Décès de Colette Kreder : qui est cette pionnière de la parité, quasi inconnue du grand public ?
L’intrus de l’actu donne chaque soir un coup de projecteur sur une personnalité qui aurait pu passer sous les radars de l’actualité.
Toute sa vie aura été celle d'une intruse. Une femme dans un monde d'hommes, comme étudiante, comme ingénieure et comme militante. Colette Kreder est morte il y a une semaine en région parisienne, elle a été inhumée mercredi avant qu'on apprenne sa disparition.
Une jeune femme ingénieure dans les années 1950, ça ne sonne pas comme une évidence. Surtout quand on vient comme elle d'une famille de Mayenne : avec un père maréchal ferrant, une mère commerçante. Sa chance, c'est que ses parents la soutiennent dans cette voie après ses années de lycée à Rennes et Laval, qu'elle passe le concours et qu'elle est admise à l'Ecole polytechnique féminine (EPF). Rien à voir avec Polytechnique, l'EPF avait été créée par une association pour tenter précisément d'augmenter les quotas de femmes ingénieure puisque les filles n'avaient pas accès aux grandes écoles.
Dès sa sortie, elle va se faire embaucher au ministère de l'air et des lignes télégraphiques au service des télécommunications, où elle se dit victime de discriminations. Au début des années 1970, elle part carrément monter son entreprise. Elle sera une des premières à le faire dans ce secteur, la Soredi fait de la documentation technique pour les administrations. En 1982, elle est alors directrice de l'école polytechnique féminine (celle où elle avait été étudiante). Et elle témoigne dans le Journal de FR3 alors que la loi d'Yvette Roudy, sur l'égalité professionnelle entre hommes et femmes arrive à l'Assemblée le lendemain : "Savez vous que nous sommes 6% de femmes dans l'industrie et que plus d'un tiers d'entre elles sont des EPF. Or il y a autant de bachelière C que de Bachelier C. Malheureusement après le baccalauréat, le lycée tout d'abord, la famille ensuite n'incitent pas les filles à aller vers les carrières d'ingénieures".
Un combat politique
En politique aussi, Colette Kreder trouve que ça n'évolue pas assez vite. Elle passe à la vitesse supérieure au moment de sa retraite notamment lorsqu'elle rencontre Françoise Gaspard et Claude Servan Schreiber avec qui elles vont fonder "Demain la parité". Ensemble, elles n’ont de cesse de brandir les chiffres. Aux Législatives de 1993 : 19% de candidates, 6% de femmes élues ! À l'époque, ça n'a pratiquement pas bougé depuis 50 ans, où on était à 5,6% en 1946. La France est l'avant dernière en Europe, juste devant la Grèce.

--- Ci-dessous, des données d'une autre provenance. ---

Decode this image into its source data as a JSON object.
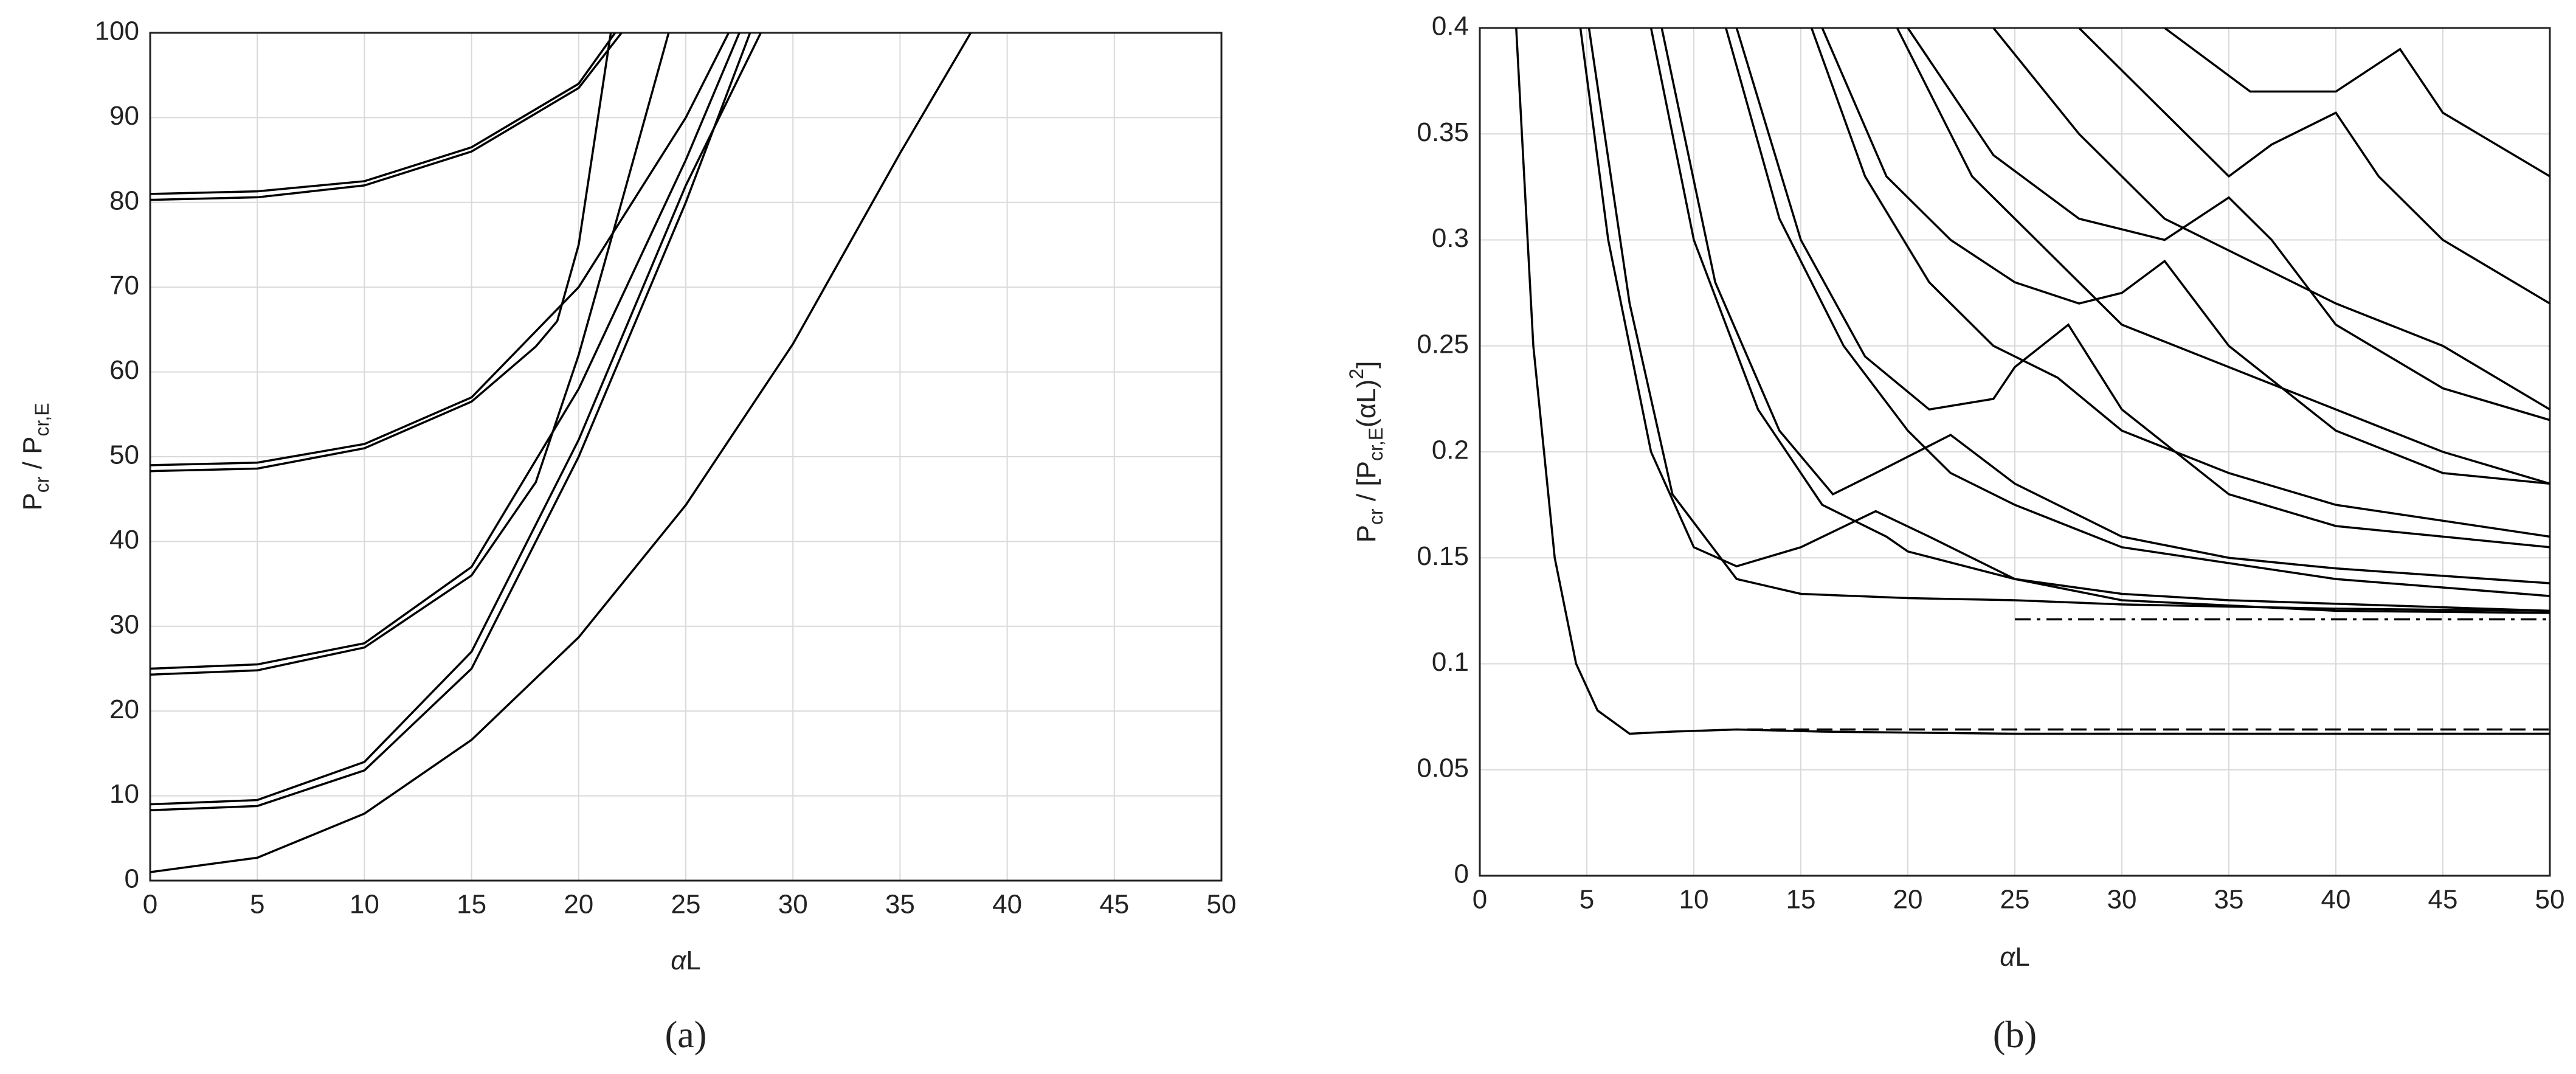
{
  "chart_data": [
    {
      "type": "line",
      "panel": "(a)",
      "xlabel_parts": [
        "α",
        "L"
      ],
      "ylabel_parts": [
        "P",
        "cr",
        " / P",
        "cr,E"
      ],
      "xlim": [
        0,
        50
      ],
      "ylim": [
        0,
        100
      ],
      "xticks": [
        0,
        5,
        10,
        15,
        20,
        25,
        30,
        35,
        40,
        45,
        50
      ],
      "yticks": [
        0,
        10,
        20,
        30,
        40,
        50,
        60,
        70,
        80,
        90,
        100
      ],
      "grid": true,
      "color": "#000000",
      "series": [
        {
          "x": [
            0,
            5,
            10,
            15,
            20,
            25,
            30,
            35,
            38.3
          ],
          "values": [
            1,
            2.7,
            7.9,
            16.6,
            28.7,
            44.3,
            63.3,
            85.8,
            100
          ]
        },
        {
          "x": [
            0,
            5,
            10,
            15,
            20,
            25,
            28.5
          ],
          "values": [
            9,
            9.5,
            14,
            27,
            52,
            82,
            100
          ]
        },
        {
          "x": [
            0,
            5,
            10,
            15,
            20,
            25,
            28
          ],
          "values": [
            8.3,
            8.8,
            13,
            25,
            50,
            80,
            100
          ]
        },
        {
          "x": [
            0,
            5,
            10,
            15,
            20,
            25,
            27.5
          ],
          "values": [
            25,
            25.5,
            28,
            37,
            58,
            85,
            100
          ]
        },
        {
          "x": [
            0,
            5,
            10,
            15,
            18,
            20,
            22,
            24.2
          ],
          "values": [
            24.3,
            24.8,
            27.5,
            36,
            47,
            62,
            80,
            100
          ]
        },
        {
          "x": [
            0,
            5,
            10,
            15,
            20,
            25,
            27
          ],
          "values": [
            49,
            49.3,
            51.5,
            57,
            70,
            90,
            100
          ]
        },
        {
          "x": [
            0,
            5,
            10,
            15,
            18,
            19,
            20,
            21.5
          ],
          "values": [
            48.3,
            48.6,
            51,
            56.5,
            63,
            66,
            75,
            100
          ]
        },
        {
          "x": [
            0,
            5,
            10,
            15,
            20,
            21.7
          ],
          "values": [
            81,
            81.3,
            82.5,
            86.5,
            94,
            100
          ]
        },
        {
          "x": [
            0,
            5,
            10,
            15,
            20,
            22
          ],
          "values": [
            80.3,
            80.6,
            82,
            86,
            93.5,
            100
          ]
        }
      ]
    },
    {
      "type": "line",
      "panel": "(b)",
      "xlabel_parts": [
        "α",
        "L"
      ],
      "ylabel_parts": [
        "P",
        "cr",
        " / [P",
        "cr,E",
        "(αL)",
        "2",
        "]"
      ],
      "xlim": [
        0,
        50
      ],
      "ylim": [
        0,
        0.4
      ],
      "xticks": [
        0,
        5,
        10,
        15,
        20,
        25,
        30,
        35,
        40,
        45,
        50
      ],
      "yticks": [
        0,
        0.05,
        0.1,
        0.15,
        0.2,
        0.25,
        0.3,
        0.35,
        0.4
      ],
      "grid": true,
      "color": "#000000",
      "series": [
        {
          "x": [
            1.7,
            2.5,
            3.5,
            4.5,
            5.5,
            7,
            9,
            12,
            16,
            25,
            35,
            50
          ],
          "values": [
            0.4,
            0.25,
            0.15,
            0.1,
            0.078,
            0.067,
            0.068,
            0.069,
            0.068,
            0.067,
            0.067,
            0.067
          ]
        },
        {
          "x": [
            4.7,
            6,
            8,
            10,
            12,
            15,
            18.5,
            21,
            25,
            30,
            40,
            50
          ],
          "values": [
            0.4,
            0.3,
            0.2,
            0.155,
            0.146,
            0.155,
            0.172,
            0.16,
            0.14,
            0.13,
            0.125,
            0.124
          ]
        },
        {
          "x": [
            5.1,
            7,
            9,
            12,
            15,
            20,
            25,
            30,
            40,
            50
          ],
          "values": [
            0.4,
            0.27,
            0.18,
            0.14,
            0.133,
            0.131,
            0.13,
            0.128,
            0.126,
            0.125
          ]
        },
        {
          "x": [
            8,
            10,
            13,
            16,
            19,
            20,
            25,
            30,
            35,
            50
          ],
          "values": [
            0.4,
            0.3,
            0.22,
            0.175,
            0.16,
            0.153,
            0.14,
            0.133,
            0.13,
            0.125
          ]
        },
        {
          "x": [
            8.5,
            11,
            14,
            16.5,
            18.5,
            22,
            25,
            30,
            35,
            40,
            50
          ],
          "values": [
            0.4,
            0.28,
            0.21,
            0.18,
            0.19,
            0.208,
            0.185,
            0.16,
            0.15,
            0.145,
            0.138
          ]
        },
        {
          "x": [
            11.5,
            14,
            17,
            20,
            22,
            25,
            30,
            40,
            50
          ],
          "values": [
            0.4,
            0.31,
            0.25,
            0.21,
            0.19,
            0.175,
            0.155,
            0.14,
            0.132
          ]
        },
        {
          "x": [
            12,
            15,
            18,
            21,
            24,
            25,
            27.5,
            30,
            35,
            40,
            50
          ],
          "values": [
            0.4,
            0.3,
            0.245,
            0.22,
            0.225,
            0.24,
            0.26,
            0.22,
            0.18,
            0.165,
            0.155
          ]
        },
        {
          "x": [
            15.5,
            18,
            21,
            24,
            27,
            30,
            35,
            40,
            50
          ],
          "values": [
            0.4,
            0.33,
            0.28,
            0.25,
            0.235,
            0.21,
            0.19,
            0.175,
            0.16
          ]
        },
        {
          "x": [
            16,
            19,
            22,
            25,
            28,
            30,
            32,
            35,
            40,
            45,
            50
          ],
          "values": [
            0.4,
            0.33,
            0.3,
            0.28,
            0.27,
            0.275,
            0.29,
            0.25,
            0.21,
            0.19,
            0.185
          ]
        },
        {
          "x": [
            19.5,
            23,
            27,
            30,
            35,
            40,
            45,
            50
          ],
          "values": [
            0.4,
            0.33,
            0.29,
            0.26,
            0.24,
            0.22,
            0.2,
            0.185
          ]
        },
        {
          "x": [
            20,
            24,
            28,
            32,
            35,
            37,
            40,
            45,
            50
          ],
          "values": [
            0.4,
            0.34,
            0.31,
            0.3,
            0.32,
            0.3,
            0.26,
            0.23,
            0.215
          ]
        },
        {
          "x": [
            24,
            28,
            32,
            36,
            40,
            45,
            50
          ],
          "values": [
            0.4,
            0.35,
            0.31,
            0.29,
            0.27,
            0.25,
            0.22
          ]
        },
        {
          "x": [
            28,
            32,
            35,
            37,
            40,
            42,
            45,
            50
          ],
          "values": [
            0.4,
            0.36,
            0.33,
            0.345,
            0.36,
            0.33,
            0.3,
            0.27
          ]
        },
        {
          "x": [
            32,
            36,
            40,
            43,
            45,
            50
          ],
          "values": [
            0.4,
            0.37,
            0.37,
            0.39,
            0.36,
            0.33
          ]
        },
        {
          "x": [
            12.5,
            50
          ],
          "values": [
            0.069,
            0.069
          ],
          "dash": "dashed"
        },
        {
          "x": [
            25,
            50
          ],
          "values": [
            0.121,
            0.121
          ],
          "dash": "dashdot"
        }
      ]
    }
  ]
}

La parité, la parité, la parité... Elle pousse vraiment ce mot avec François Gaspard et Claude Servan Schreiber. C'est ce que m'a expliqué France Chabod, la responsable du Centre des archives du féminisme à Angers où elle a d'ailleurs déposé toutes ses archives : "Elle a contribué à introduire ce concept de parité en France, avant on parlait de quotas. On disait qu'avec 30% de femmes dans les conseils d'administration des entreprises ce sera très bien. Mais non, ça ne suffit pas, il faut passer à la parité pour aboutir à une vétritable justice entre les femmes et les hommes. Et elles ont entamé un lobbying auprès des partis politiques pour qu'ils prennent des mesures en faveur de la parité."
Pour la présidentielle de 1995, elle fera défiler sur la scène du Palais des congrès Les candidats Jacques Chirac, Edouard Balladur et Lionel Jospin pour répondre aux questions des 1 600 représentantes d'associations féminines - pas uniquement féministes. Tout cela aboutit à la loi du 6 juin 2000 sur l’égal accès des femmes et des hommes aux mandats et fonctions électives
Son combat passe aussi par les décorations, légions d'honneur et autres. En 2007, pour son premier 14 juillet à l'Elysée, Nicolas Sarkozy doit même revoir complètement sa liste dans laquelle Colette Kroder a compté 23% de femmes promues. Elle publie un communiqué de presse qui fait l'effet d'une petite bombe. Résultat : depuis janvier 2008, c'est du 50-50. Pour pousser les filles dans les carrières scientifiques, elle crée aussi l’ association "Femmes et sciences". L'ensemble lui vaudra deux décorations majeures : commandeur de l’ordre national du Mérite en 2007 et commandeur de la Légion d’honneur en 2009. Elle laisse trois enfants, dont deux filles ingénieures.